And it is in this temporary darkness that we come on this day. This day when we recognize, and place our trust in, and celebrate the reign of Christ over all the world. We recognize it because it is at the heart of the entirety of the biblical witness. We place our trust in it because we have already seen that in Christ is the power to overcome all the brokenness of the world even death—even death on a cross. And we celebrate it, because when we recognize it, when we place our trust in it, we see that nothing else in all of life can separate us from the love of God that we encountered in Christ Jesus and that nothing that happens within the temporality of this life can overcome the eternity of life that is in God. It is this truth that is found at the end of the Christian calendar each year.
“Grace and peace to you, from the One who is, who was, and who is to come,” said the author of the book of Revelation.” “To Jesus Christ be glory and power forever and ever! Amen.” This is a message straight from scripture for each of us this morning. A message that we can take and tell everyone we meet about, everyone we see in pain, everyone you see that is struggling, everyone you see that needs to see even the most minute light piercing the darkness. Everyone you see. Tell them, “Grace and peace to you, from the One who is, who was, and who is to come.” We are told the the Revelation of Jesus Christ was written by an early follower of the way named John of Patmos, not to be confused the tradition from which the Gospel of John emerged. And we know from the text that John was something of troublemaker with the Roman authority because he had been separated from his community of believers, separated from his family and friends, and exiled on a tiny island off the coast of Greece. And surely he was one who had to feel as if he will never see redemption, one who has to feel as if God has abandoned him away on this tiny island, one, perhaps, to whom we can relate in the midst of dark times in our own lives. And so, when we hear his words of grace and of peace, and we see his vision of the appearance of Christ again in history coming in glory and coming in might. We see the one who will bring about an end to brokenness, an end to pain. We encounter on the journey one who is a balm in Gilead and one who wipes away every tear from our eye. One in whom the redemption of all the world is complete. Grace and peace to you, from the one who is, who was, and who is to come.
And here’s the good news. You don’t have to look on the clouds for the second coming of the messiah. You don’t have to look on some distant start cluster or in the sun that rises in the morning, nor in the sun the recedes in the evening. Not on the new fallen snow, nor the rivers and oceans that bathe the world in holy water. You merely have to look within yourselves. Your hands, your feet, they are the hands and feet of Christ. Your eyes, your ears, trained to see and hear the voices of those who struggle within your midst, to look deep into their countenance. The spirit of Christ dwells deep within each of you, deep in that part of the soul that you have to work to get down to, after you shoved aside the muck and the mire of living within a broken world, that place that remains uncorrupted by sin and hatred, by cynicism and despair, deep in that place, Christ shall and does reign. We, in this place and at this time are the body of Christ and there has never been a more important time in the history of our species for that to be shouted from the rooftops.

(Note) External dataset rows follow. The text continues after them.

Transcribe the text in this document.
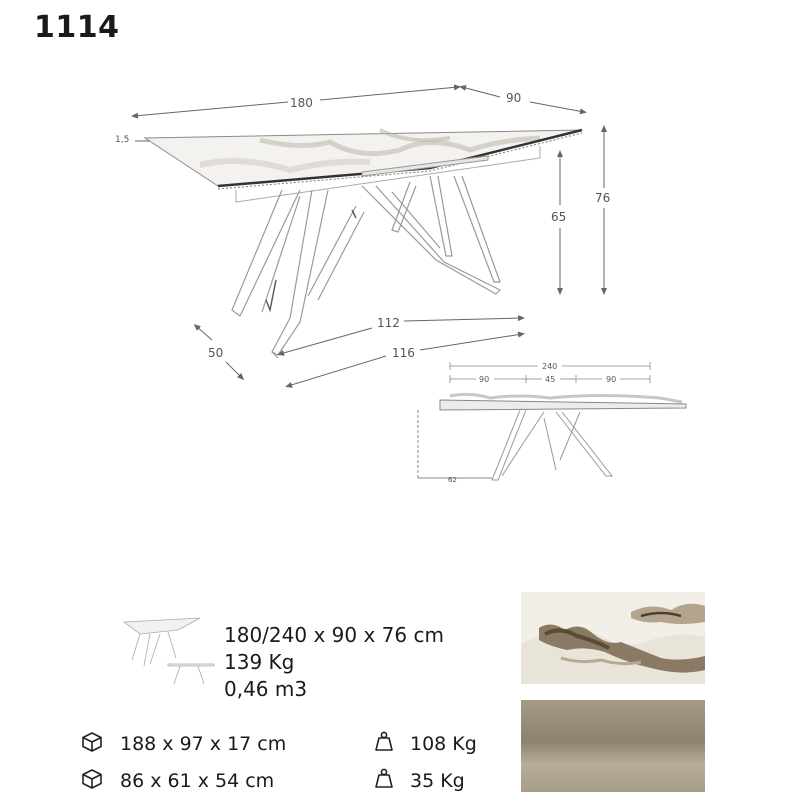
1114
180	90
1,5
65
76
112
50	116
240
90	45	90
62
180/240 x 90 x 76 cm
139 Kg
0,46 m3
188 x 97 x 17 cm	108 Kg
86 x 61 x 54 cm	35 Kg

For outside these walls, just past these doors, is a land that is teeming with people who are desperately searching for something, anything, on which to ground their entire lives. Outside these walls, just past these doors is a spiritually parched desert yearning for the justice and mercy to roll down like mighty streams. Outside these walls, just past these doors, are the lost and the lame, the blind and the naked, the ones who hunger and thirst for the righteousness of Christ and it is we who must bring it to them. Christ is already in each one if we will but look deep into ourselves and see, and know, and believe. But once we have had that experience, once we have come to that knowledge, once we have felt the presence of Christ again and anew, we cannot, cannot, cannot contain it. Our response can not be to hold on, but, rather to share. To share with those in our midst and throughout our community and tell them of this good news of great joy that has been released and will soon cover the whole of the planet. “Fear not!” we are told over and over again because Christ is with us, Christ dwells in us, propels us to move courageously into the future, and Christ meets us at the end, seated on a throne, the Alpha and the Omega, the beginning and the end, now and always. Christ reigns. Share that message with everyone you meet. Alleluia, amen.